Sécurité
En matière de sécurité, c’est le Protocole du SPF Affaires étrangères (P2) qui assure la liaison permanente entre, d’une part, les missions diplomatiques étrangères qui sont situées dans notre pays et, d’autre part, l’éventail de services/organisations belges qui sont responsables de l’attribution et de l’exécution de mesures de sécurité concrètes. Il s’agit notamment du centre de crise du SPF Intérieur, de l’Organe de coordination pour l’analyse de la menace (OCAM) et des services de protocole des autres instances (la Cour, l’Union européenne, les aéroports/gare du Midi).
Des mesures de sécurité concrètes sont uniquement prises sur la base des informations disponibles qui sont transmises au préalable par la mission diplomatique au Protocole.
1. La sécurité pendant les visites de hauts dignitaires étrangers.
Lors de la visite de hauts dignitaires étrangers sur le territoire belge, les autorités belges prennent les mesures de sécurité nécessaires à condition d’avoir reçu en temps voulu toutes les informations nécessaires relatives à la visite.
Des services d’escorte et de protection rapprochée peuvent uniquement être mis à disposition par le SPF Intérieur (centre de crise) lors de visites de chefs d’État et de gouvernement, dans les limites des disponibilités de tels services et sous réserve d’une notification de la visite dans des délais raisonnables (au moins 2 jours avant la visite).
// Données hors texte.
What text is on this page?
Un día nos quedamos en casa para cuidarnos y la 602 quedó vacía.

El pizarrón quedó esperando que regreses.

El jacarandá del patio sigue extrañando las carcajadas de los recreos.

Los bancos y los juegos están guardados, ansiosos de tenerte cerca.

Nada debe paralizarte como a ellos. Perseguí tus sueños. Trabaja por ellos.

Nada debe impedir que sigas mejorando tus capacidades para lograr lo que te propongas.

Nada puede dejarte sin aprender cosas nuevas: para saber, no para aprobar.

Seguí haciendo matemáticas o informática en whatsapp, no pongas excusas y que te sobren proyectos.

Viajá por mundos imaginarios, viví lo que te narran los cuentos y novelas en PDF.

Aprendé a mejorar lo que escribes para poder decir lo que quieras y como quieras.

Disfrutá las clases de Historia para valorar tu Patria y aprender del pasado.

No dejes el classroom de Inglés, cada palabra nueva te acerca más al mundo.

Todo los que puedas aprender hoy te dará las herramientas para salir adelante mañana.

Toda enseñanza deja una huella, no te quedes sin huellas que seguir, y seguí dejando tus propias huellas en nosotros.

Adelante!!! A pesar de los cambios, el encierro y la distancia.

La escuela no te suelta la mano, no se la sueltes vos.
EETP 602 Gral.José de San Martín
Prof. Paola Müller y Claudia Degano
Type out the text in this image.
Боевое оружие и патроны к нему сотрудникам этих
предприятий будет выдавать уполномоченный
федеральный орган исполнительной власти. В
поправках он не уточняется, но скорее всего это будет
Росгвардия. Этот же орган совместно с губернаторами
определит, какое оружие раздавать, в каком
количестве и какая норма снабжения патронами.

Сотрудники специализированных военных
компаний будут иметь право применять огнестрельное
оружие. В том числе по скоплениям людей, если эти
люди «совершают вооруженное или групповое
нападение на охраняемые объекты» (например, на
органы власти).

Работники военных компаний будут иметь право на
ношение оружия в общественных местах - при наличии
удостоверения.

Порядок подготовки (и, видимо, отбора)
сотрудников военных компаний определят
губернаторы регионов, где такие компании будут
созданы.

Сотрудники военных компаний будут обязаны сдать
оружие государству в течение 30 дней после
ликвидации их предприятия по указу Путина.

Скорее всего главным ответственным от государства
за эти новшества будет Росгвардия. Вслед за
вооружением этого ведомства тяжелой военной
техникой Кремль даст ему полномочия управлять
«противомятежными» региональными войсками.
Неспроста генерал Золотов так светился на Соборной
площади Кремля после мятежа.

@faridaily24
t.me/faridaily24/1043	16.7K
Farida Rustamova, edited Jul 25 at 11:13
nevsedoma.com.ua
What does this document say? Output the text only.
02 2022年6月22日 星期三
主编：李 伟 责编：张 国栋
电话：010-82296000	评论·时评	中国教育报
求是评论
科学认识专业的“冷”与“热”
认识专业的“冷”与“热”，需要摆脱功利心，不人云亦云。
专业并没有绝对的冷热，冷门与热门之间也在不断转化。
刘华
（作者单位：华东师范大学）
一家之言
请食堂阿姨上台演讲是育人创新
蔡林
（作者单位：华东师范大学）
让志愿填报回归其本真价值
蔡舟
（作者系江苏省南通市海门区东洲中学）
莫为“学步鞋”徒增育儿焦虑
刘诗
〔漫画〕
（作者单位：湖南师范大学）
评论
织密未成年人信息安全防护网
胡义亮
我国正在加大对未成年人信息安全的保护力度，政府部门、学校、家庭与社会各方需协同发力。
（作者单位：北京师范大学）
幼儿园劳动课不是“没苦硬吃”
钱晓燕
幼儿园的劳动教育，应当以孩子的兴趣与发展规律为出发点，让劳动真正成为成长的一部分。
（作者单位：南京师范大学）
La protection est mise au point en fonction du programme détaillé de la visite et en fonction d’une évaluation des risques liés à la visite et/ou à la personne.
Pour les membres de gouvernement et les autres invités officiels, la mission diplomatique se chargera elle-même de la protection.
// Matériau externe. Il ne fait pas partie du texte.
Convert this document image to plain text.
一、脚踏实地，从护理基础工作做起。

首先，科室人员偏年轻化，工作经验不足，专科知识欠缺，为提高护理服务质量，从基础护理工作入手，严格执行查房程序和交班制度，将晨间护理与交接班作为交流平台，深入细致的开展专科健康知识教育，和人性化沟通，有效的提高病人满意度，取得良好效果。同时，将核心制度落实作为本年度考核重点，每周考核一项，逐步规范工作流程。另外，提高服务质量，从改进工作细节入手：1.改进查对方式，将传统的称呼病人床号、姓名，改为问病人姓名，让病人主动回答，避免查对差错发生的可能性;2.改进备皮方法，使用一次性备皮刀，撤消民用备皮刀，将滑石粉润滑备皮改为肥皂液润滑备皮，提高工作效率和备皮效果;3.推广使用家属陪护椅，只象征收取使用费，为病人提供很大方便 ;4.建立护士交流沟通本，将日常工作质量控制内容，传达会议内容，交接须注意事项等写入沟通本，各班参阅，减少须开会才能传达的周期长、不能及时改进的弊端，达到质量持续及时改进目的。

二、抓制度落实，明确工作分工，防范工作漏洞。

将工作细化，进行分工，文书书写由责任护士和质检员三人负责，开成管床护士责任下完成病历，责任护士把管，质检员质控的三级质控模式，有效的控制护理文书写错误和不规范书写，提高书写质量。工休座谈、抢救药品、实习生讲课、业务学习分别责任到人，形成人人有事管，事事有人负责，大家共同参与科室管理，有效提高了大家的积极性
Lorsqu’il s’agit de visites organisées dans le cadre de contacts avec les institutions internationales ayant leur siège à Bruxelles, lors d’un sommet européen ou lors d’une présidence belge, des escortes sont prévues pour les chefs d’État et de gouvernement. En revanche, la protection rapprochée est uniquement accordée aux visiteurs qui, sur la base d’une analyse de risques, peuvent faire l’objet d’une menace spécifique. Dans de tels cas, la mise à disposition d’escortes et de protection rapprochée n’est guidée que par des préoccupations liées à la sécurité publique.
Certains hauts dignitaires sont accompagnés de leurs propres agents de sécurité. Quatre d’entre eux, au maximum, peuvent être en possession d’une arme à feu et ce, à condition d’avoir demandé une autorisation préalable de port d’armes par le biais du Protocole.
En ce qui concerne les contrôles de sécurité à l’arrivée dans un aéroport belge (ou à la gare du Midi), seuls les chefs d’État ne sont pas soumis aux différents contrôles de sécurité et de douane.
Les autres hauts dignitaires ne sont pas dispensés de ces contrôles, qui se feront toutefois avec le respect dû à leur rang. Seuls leurs bagages sont exemptés de contrôle douanier.
2. Sécurité des bâtiments diplomatiques et du personnel diplomatique étranger
La protection des bâtiments diplomatiques (ambassades, résidences, sièges des institutions internationales sur le territoire belge) et du personnel diplomatique (ambassades et diplomates auprès des Institutions internationales) est une obligation pour les autorités belges qui découle des Conventions de Vienne (1961 et 1963).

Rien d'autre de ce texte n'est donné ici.